Si l’Europe ne marche pas, c’est parce qu’on est pas allé assez loin  : c’est encore un argument classique des eurobéats, qui renverse le problème dans leur intérêt. Mais il reste très contestable. En effet, plus l’intégration européenne avance, plus les pays européens vont mal. Il semble donc au contraire que c’est parce que nous allons de plus en plus loin que nous allons de plus en plus mal, comme le montre notamment les chiffres de croissance ou du chômage de la zone euro. En outre, on se demande bien sur quelles preuves reposent un tel argument. En quoi confier plus de pouvoir à l’UE aurait permis d’éviter la crise espagnole par exemple ? Pour eux, ce pays était un modèle en 2007.
 
Les euro-sceptiques sont des passéistes  : c’est l’argument ultime, mais bidon, de la modernité, qui reflète souvent un manque criant d’arguments chez ceux qui l’utilisent. Mais cet argument est doublement ridicule. D’abord, plus de 160 pays dans le monde ne voient pas l’utilité de se doter d’une structure comparable à l’UE. En outre, l’idée d’une Europe fédérale et intégrée commence à dater (Victor Hugo en parlait au 19ème siècle). On pourrait donc dire que c’est l’UE elle-même qui est une idée passéiste et qu’il faut regarder vers l’avenir pour construire une Europe qui fonctionne.
 
Notre seule solution dans la mondialisation  : il s’agit sans doute de l’argument le plus fort des partisans de l’UE, largement utilisé lors du référendum sur le traité de Maastricht.
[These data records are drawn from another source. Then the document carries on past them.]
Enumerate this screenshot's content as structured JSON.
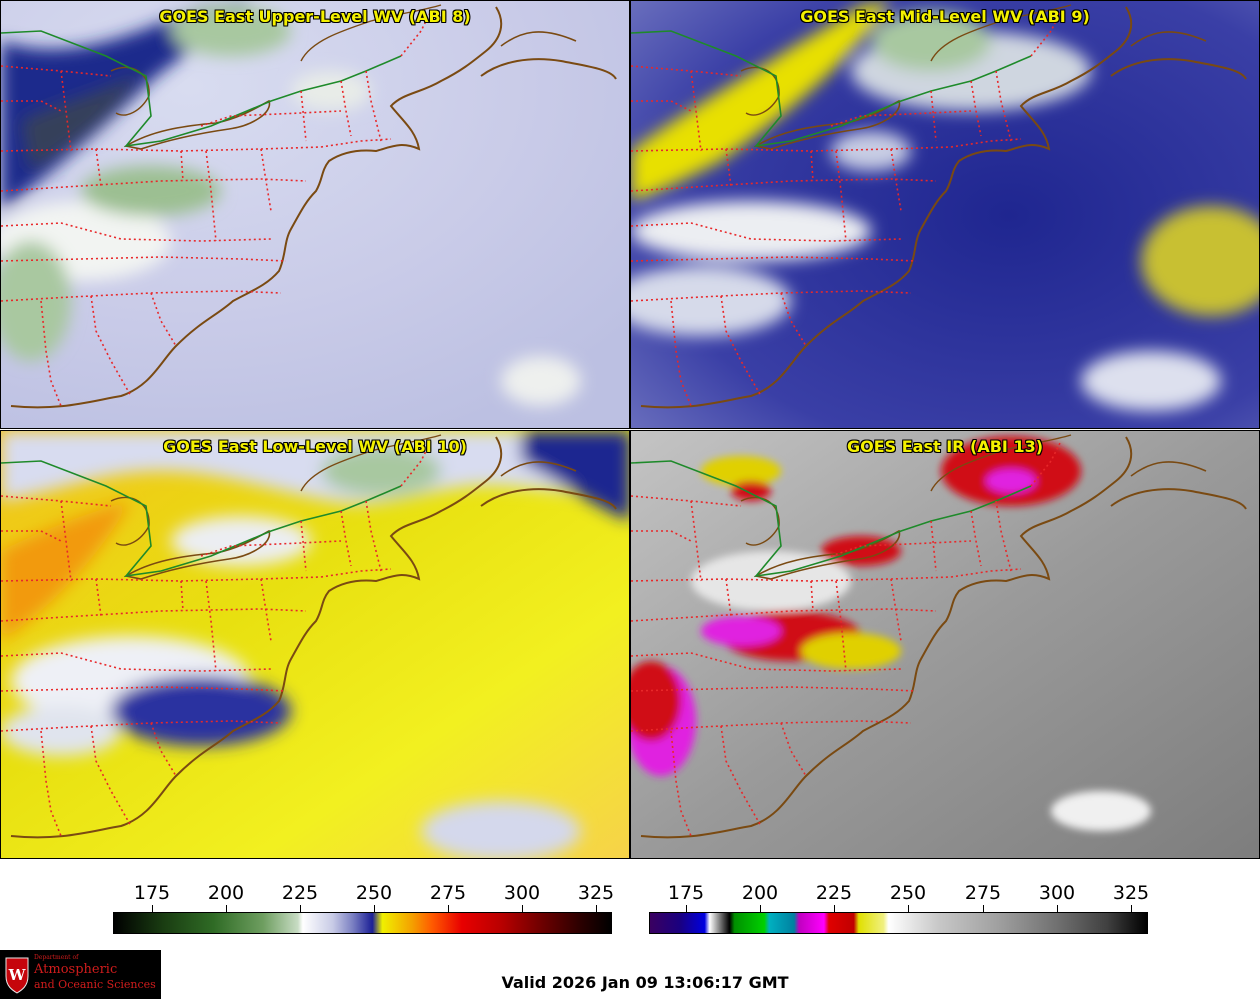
{
  "panels": [
    {
      "title": "GOES East Upper-Level WV (ABI 8)",
      "product": "upper-level-wv"
    },
    {
      "title": "GOES East Mid-Level WV (ABI 9)",
      "product": "mid-level-wv"
    },
    {
      "title": "GOES East Low-Level WV (ABI 10)",
      "product": "low-level-wv"
    },
    {
      "title": "GOES East IR (ABI 13)",
      "product": "ir"
    }
  ],
  "colorbars": [
    {
      "name": "wv-colorbar",
      "ticks": [
        "175",
        "200",
        "225",
        "250",
        "275",
        "300",
        "325"
      ]
    },
    {
      "name": "ir-colorbar",
      "ticks": [
        "175",
        "200",
        "225",
        "250",
        "275",
        "300",
        "325"
      ]
    }
  ],
  "valid_time": "Valid 2026 Jan 09 13:06:17 GMT",
  "logo": {
    "line1": "Department of",
    "line2": "Atmospheric",
    "line3": "and Oceanic Sciences",
    "mark": "W"
  },
  "colors": {
    "title_yellow": "#f4f100",
    "state_lines": "#e8282a",
    "coast_lines": "#7a4a12",
    "border_green": "#1e8a2a"
  }
}
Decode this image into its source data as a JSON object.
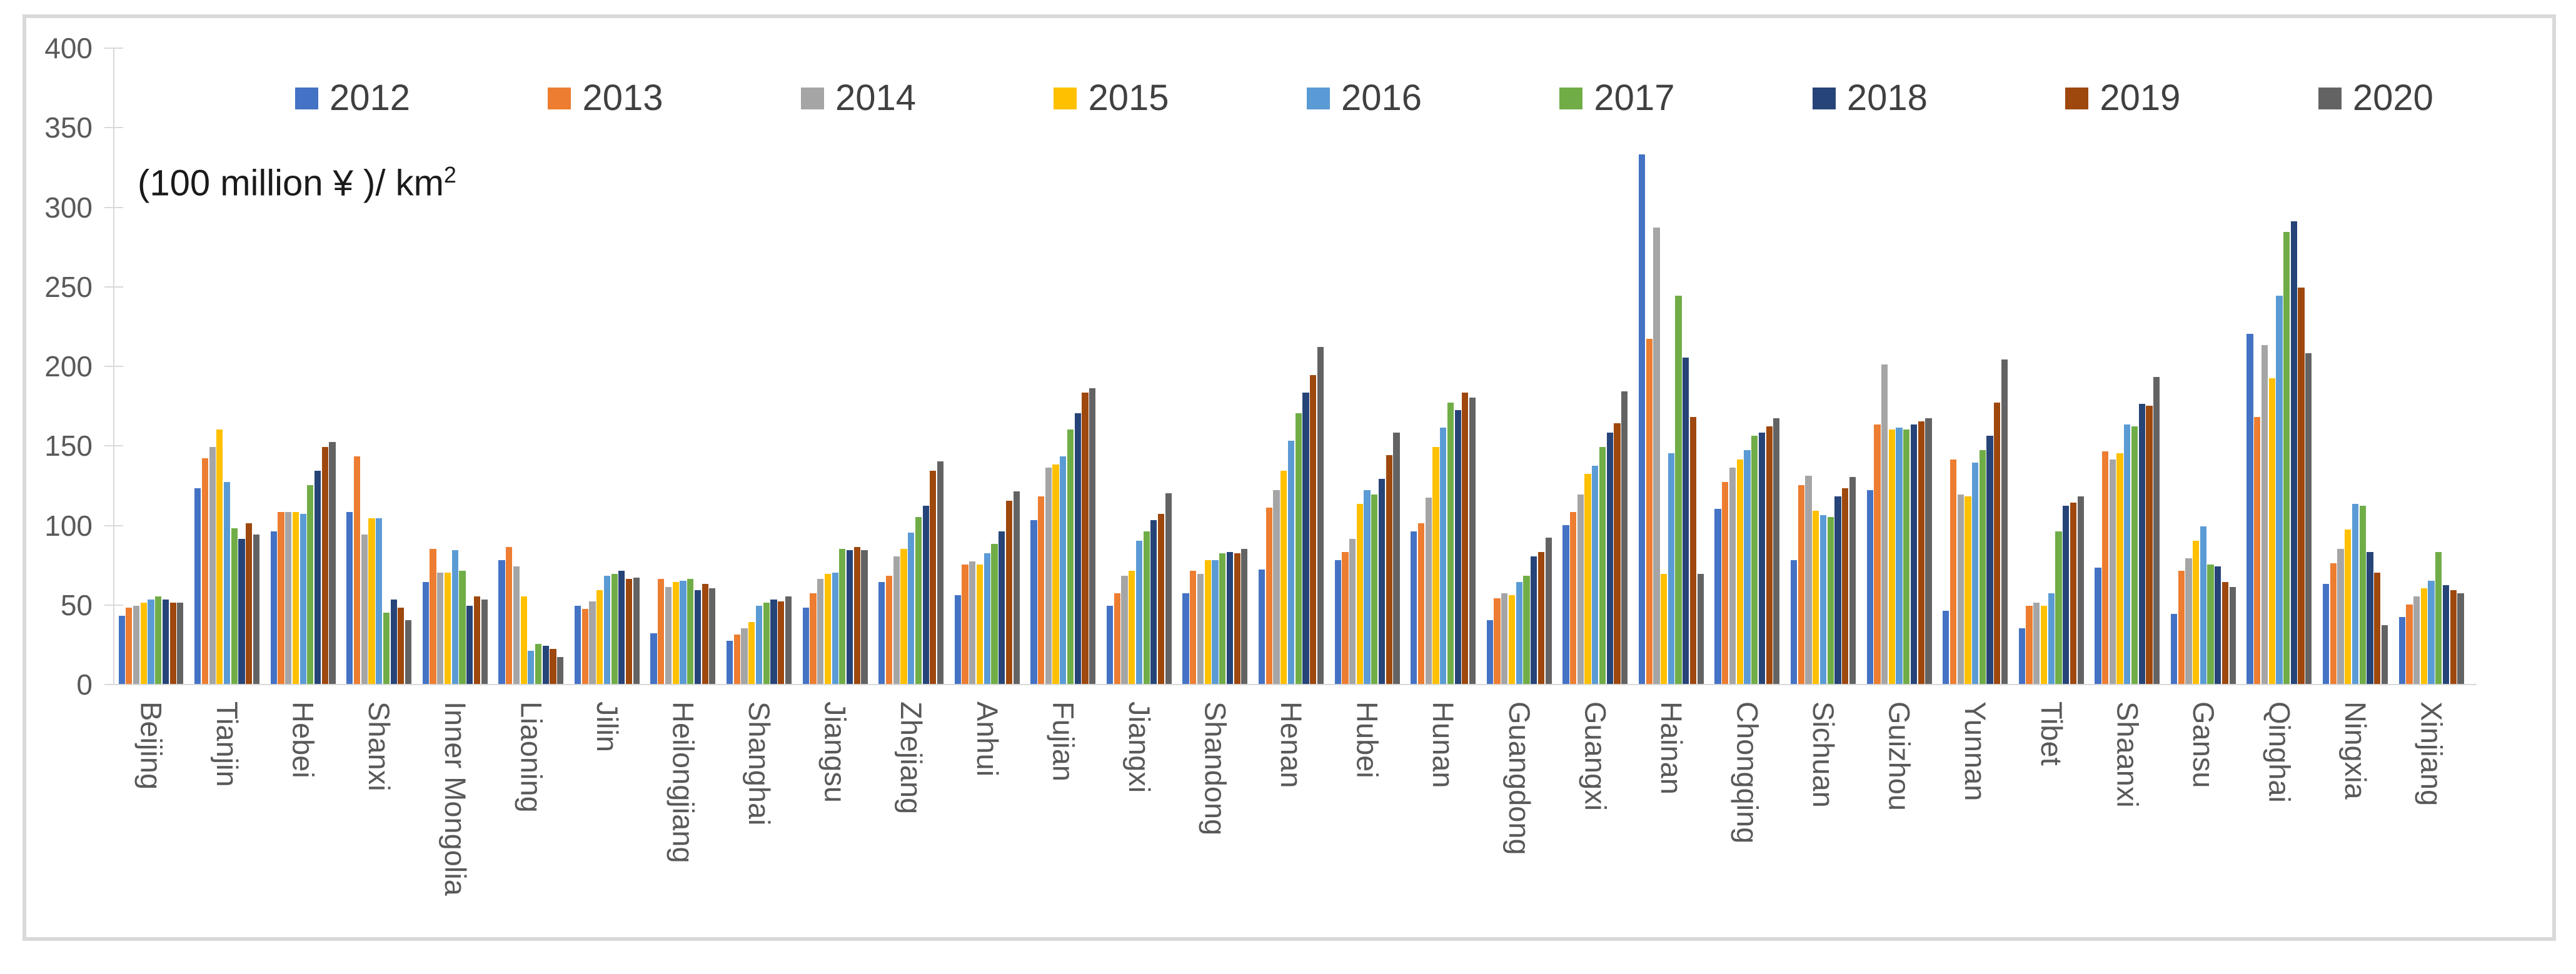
{
  "chart_data": {
    "type": "bar",
    "title": "",
    "unit_label_base": "(100 million ¥ )/ km",
    "unit_label_sup": "2",
    "xlabel": "",
    "ylabel": "(100 million ¥ )/ km²",
    "ylim": [
      0,
      400
    ],
    "ytick_step": 50,
    "yticks": [
      0,
      50,
      100,
      150,
      200,
      250,
      300,
      350,
      400
    ],
    "grid": false,
    "legend_position": "top",
    "bar_gap": "within-group small, nine bars per group",
    "axis_color": "#d9d9d9",
    "tick_label_color": "#595959",
    "legend_text_color": "#404040",
    "categories": [
      "Beijing",
      "Tianjin",
      "Hebei",
      "Shanxi",
      "Inner Mongolia",
      "Liaoning",
      "Jilin",
      "Heilongjiang",
      "Shanghai",
      "Jiangsu",
      "Zhejiang",
      "Anhui",
      "Fujian",
      "Jiangxi",
      "Shandong",
      "Henan",
      "Hubei",
      "Hunan",
      "Guangdong",
      "Guangxi",
      "Hainan",
      "Chongqing",
      "Sichuan",
      "Guizhou",
      "Yunnan",
      "Tibet",
      "Shaanxi",
      "Gansu",
      "Qinghai",
      "Ningxia",
      "Xinjiang"
    ],
    "series": [
      {
        "name": "2012",
        "color": "#4472C4",
        "values": [
          43,
          123,
          96,
          108,
          64,
          78,
          49,
          32,
          27,
          48,
          64,
          56,
          103,
          49,
          57,
          72,
          78,
          96,
          40,
          100,
          333,
          110,
          78,
          122,
          46,
          35,
          73,
          44,
          220,
          63,
          42
        ]
      },
      {
        "name": "2013",
        "color": "#ED7D31",
        "values": [
          48,
          142,
          108,
          143,
          85,
          86,
          47,
          66,
          31,
          57,
          68,
          75,
          118,
          57,
          71,
          111,
          83,
          101,
          54,
          108,
          217,
          127,
          125,
          163,
          141,
          49,
          146,
          71,
          168,
          76,
          50
        ]
      },
      {
        "name": "2014",
        "color": "#A5A5A5",
        "values": [
          49,
          149,
          108,
          94,
          70,
          74,
          52,
          61,
          35,
          66,
          80,
          77,
          136,
          68,
          69,
          122,
          91,
          117,
          57,
          119,
          287,
          136,
          131,
          201,
          119,
          51,
          141,
          79,
          213,
          85,
          55
        ]
      },
      {
        "name": "2015",
        "color": "#FFC000",
        "values": [
          51,
          160,
          108,
          104,
          70,
          55,
          59,
          64,
          39,
          69,
          85,
          75,
          138,
          71,
          78,
          134,
          113,
          149,
          56,
          132,
          69,
          141,
          109,
          160,
          118,
          49,
          145,
          90,
          192,
          97,
          60
        ]
      },
      {
        "name": "2016",
        "color": "#5B9BD5",
        "values": [
          53,
          127,
          107,
          104,
          84,
          21,
          68,
          65,
          49,
          70,
          95,
          82,
          143,
          90,
          78,
          153,
          122,
          161,
          64,
          137,
          145,
          147,
          106,
          161,
          139,
          57,
          163,
          99,
          244,
          113,
          65
        ]
      },
      {
        "name": "2017",
        "color": "#70AD47",
        "values": [
          55,
          98,
          125,
          45,
          71,
          25,
          69,
          66,
          51,
          85,
          105,
          88,
          160,
          96,
          82,
          170,
          119,
          177,
          68,
          149,
          244,
          156,
          105,
          160,
          147,
          96,
          162,
          75,
          284,
          112,
          83
        ]
      },
      {
        "name": "2018",
        "color": "#264478",
        "values": [
          53,
          91,
          134,
          53,
          49,
          24,
          71,
          59,
          53,
          84,
          112,
          96,
          170,
          103,
          83,
          183,
          129,
          172,
          80,
          158,
          205,
          158,
          118,
          163,
          156,
          112,
          176,
          74,
          291,
          83,
          62
        ]
      },
      {
        "name": "2019",
        "color": "#9E480E",
        "values": [
          51,
          101,
          149,
          48,
          55,
          22,
          66,
          63,
          52,
          86,
          134,
          115,
          183,
          107,
          82,
          194,
          144,
          183,
          83,
          164,
          168,
          162,
          123,
          165,
          177,
          114,
          175,
          64,
          249,
          70,
          59
        ]
      },
      {
        "name": "2020",
        "color": "#636363",
        "values": [
          51,
          94,
          152,
          40,
          53,
          17,
          67,
          60,
          55,
          84,
          140,
          121,
          186,
          120,
          85,
          212,
          158,
          180,
          92,
          184,
          69,
          167,
          130,
          167,
          204,
          118,
          193,
          61,
          208,
          37,
          57
        ]
      }
    ]
  }
}
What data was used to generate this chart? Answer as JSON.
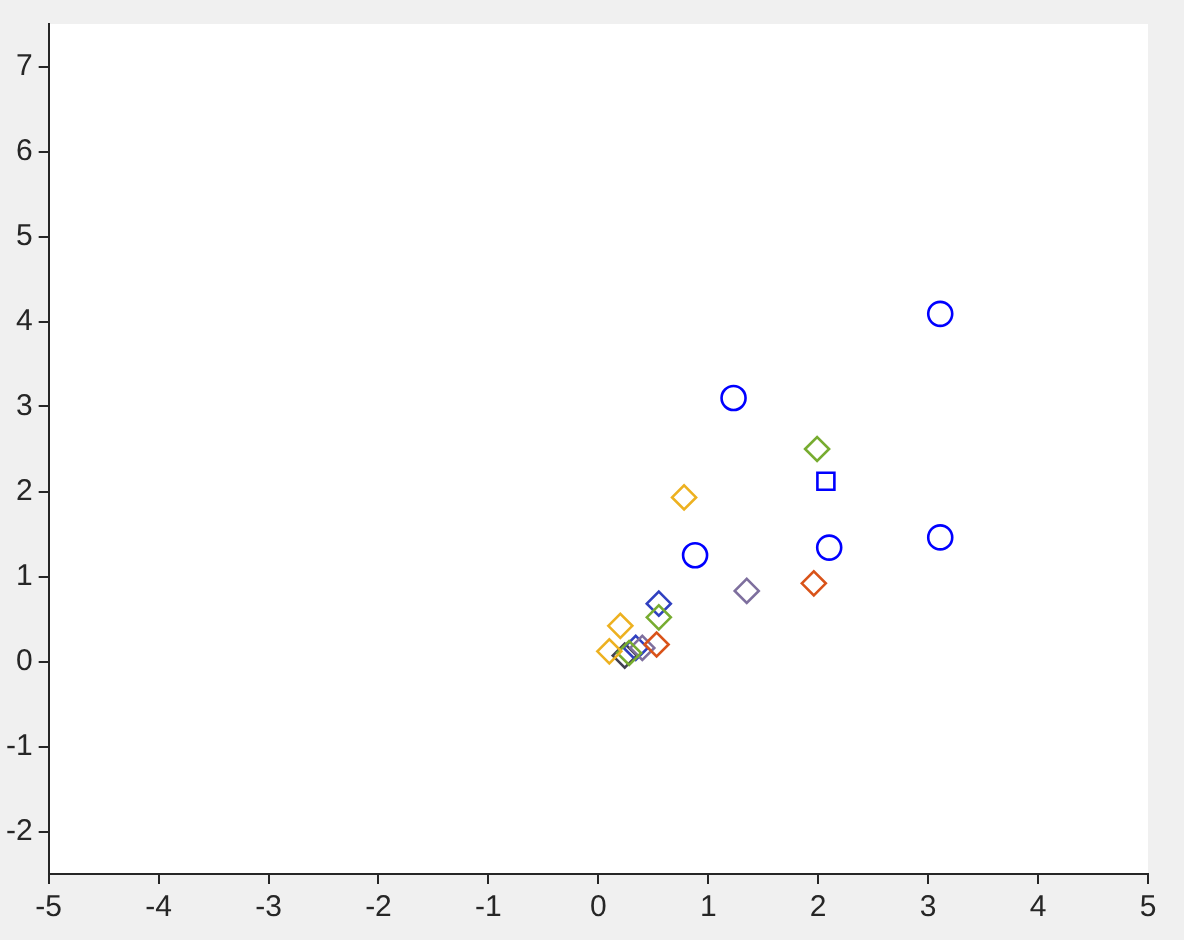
{
  "chart_data": {
    "type": "scatter",
    "xlim": [
      -5,
      5
    ],
    "ylim": [
      -2.5,
      7.5
    ],
    "xticks": [
      -5,
      -4,
      -3,
      -2,
      -1,
      0,
      1,
      2,
      3,
      4,
      5
    ],
    "yticks": [
      -2,
      -1,
      0,
      1,
      2,
      3,
      4,
      5,
      6,
      7
    ],
    "grid": false,
    "legend": false,
    "series": [
      {
        "color": "#0000ff",
        "marker": "circle",
        "x": [
          3.11,
          1.23,
          0.88,
          2.1,
          3.11
        ],
        "values": [
          4.09,
          3.1,
          1.25,
          1.34,
          1.46
        ]
      },
      {
        "color": "#0000ff",
        "marker": "square",
        "x": [
          2.07
        ],
        "values": [
          2.12
        ]
      },
      {
        "color": "#edb120",
        "marker": "diamond",
        "x": [
          0.78,
          0.2,
          0.1
        ],
        "values": [
          1.93,
          0.42,
          0.12
        ]
      },
      {
        "color": "#d95319",
        "marker": "diamond",
        "x": [
          1.96,
          0.53
        ],
        "values": [
          0.92,
          0.2
        ]
      },
      {
        "color": "#77ac30",
        "marker": "diamond",
        "x": [
          1.99,
          0.55,
          0.28
        ],
        "values": [
          2.5,
          0.52,
          0.1
        ]
      },
      {
        "color": "#7e6f9e",
        "marker": "diamond",
        "x": [
          1.35,
          0.4
        ],
        "values": [
          0.83,
          0.16
        ]
      },
      {
        "color": "#3040c0",
        "marker": "diamond",
        "x": [
          0.55,
          0.34
        ],
        "values": [
          0.68,
          0.16
        ]
      },
      {
        "color": "#404050",
        "marker": "diamond",
        "x": [
          0.24
        ],
        "values": [
          0.07
        ]
      }
    ]
  }
}
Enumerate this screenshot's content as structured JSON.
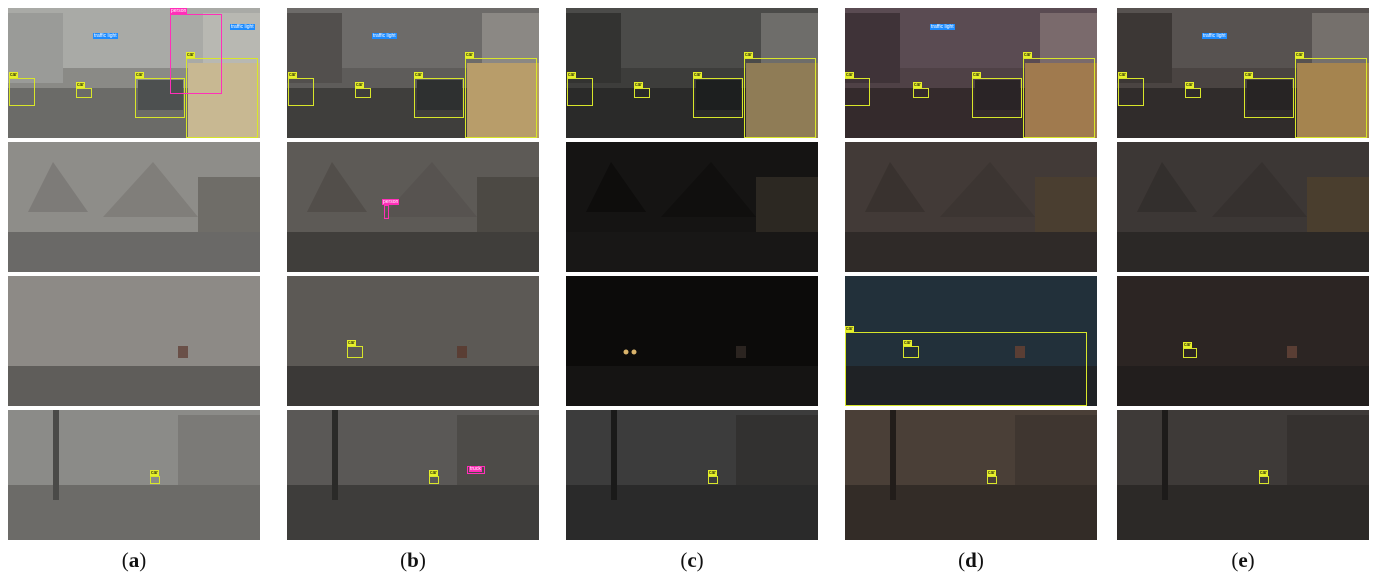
{
  "panels": [
    {
      "id": "a",
      "caption": "a"
    },
    {
      "id": "b",
      "caption": "b"
    },
    {
      "id": "c",
      "caption": "c"
    },
    {
      "id": "d",
      "caption": "d"
    },
    {
      "id": "e",
      "caption": "e"
    }
  ],
  "labels": {
    "car": "car",
    "traffic_light": "traffic light",
    "person": "person",
    "truck": "truck"
  },
  "colors": {
    "car_box": "#d8e62a",
    "traffic_light_box": "#1e8cff",
    "pink_box": "#ff2fb8"
  }
}
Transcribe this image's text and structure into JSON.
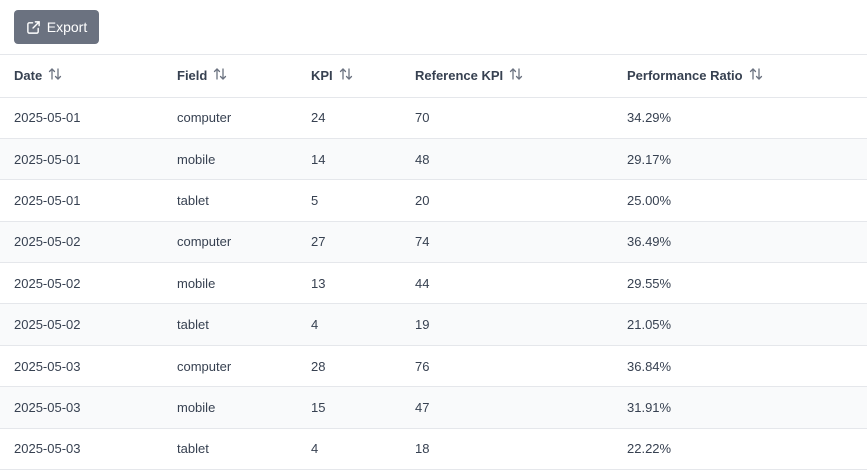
{
  "toolbar": {
    "export_label": "Export",
    "export_icon": "external-link-icon",
    "button_color": "#6b7280"
  },
  "table": {
    "columns": [
      {
        "label": "Date",
        "sort_icon": "sort-icon"
      },
      {
        "label": "Field",
        "sort_icon": "sort-icon"
      },
      {
        "label": "KPI",
        "sort_icon": "sort-icon"
      },
      {
        "label": "Reference KPI",
        "sort_icon": "sort-icon"
      },
      {
        "label": "Performance Ratio",
        "sort_icon": "sort-icon"
      }
    ],
    "rows": [
      [
        "2025-05-01",
        "computer",
        "24",
        "70",
        "34.29%"
      ],
      [
        "2025-05-01",
        "mobile",
        "14",
        "48",
        "29.17%"
      ],
      [
        "2025-05-01",
        "tablet",
        "5",
        "20",
        "25.00%"
      ],
      [
        "2025-05-02",
        "computer",
        "27",
        "74",
        "36.49%"
      ],
      [
        "2025-05-02",
        "mobile",
        "13",
        "44",
        "29.55%"
      ],
      [
        "2025-05-02",
        "tablet",
        "4",
        "19",
        "21.05%"
      ],
      [
        "2025-05-03",
        "computer",
        "28",
        "76",
        "36.84%"
      ],
      [
        "2025-05-03",
        "mobile",
        "15",
        "47",
        "31.91%"
      ],
      [
        "2025-05-03",
        "tablet",
        "4",
        "18",
        "22.22%"
      ]
    ]
  }
}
Face aux Chinois, aux Indiens, ou aux Etats-Unis, l’Europe serait notre seul moyen de se défendre. Mais ce raisonnement a une double faiblesse. D’abord, des pays bien moins riches que la France parviennent à dompter la mondialisation et à se protéger, y compris par des mesures protectionnistes fortes, comme la Corée du Sud, ou l’Argentine. Et la Malaisie, en 1998, a mis en place un contrôle des changes, dont le FMI reconnaît, avec retard, qu’il s’agissait de la bonne option, alors qu’il recommandait l’inverse à l’époque. Mais en plus, ce n’est pas parce qu’il y a la mondialisation qu’il faut construire l’Europe à la manière de l’UE, bien au contraire. L’UE n’est pas la seule voie possible pour la construction européenne, mais une voie (défectueuse) parmi d’autres.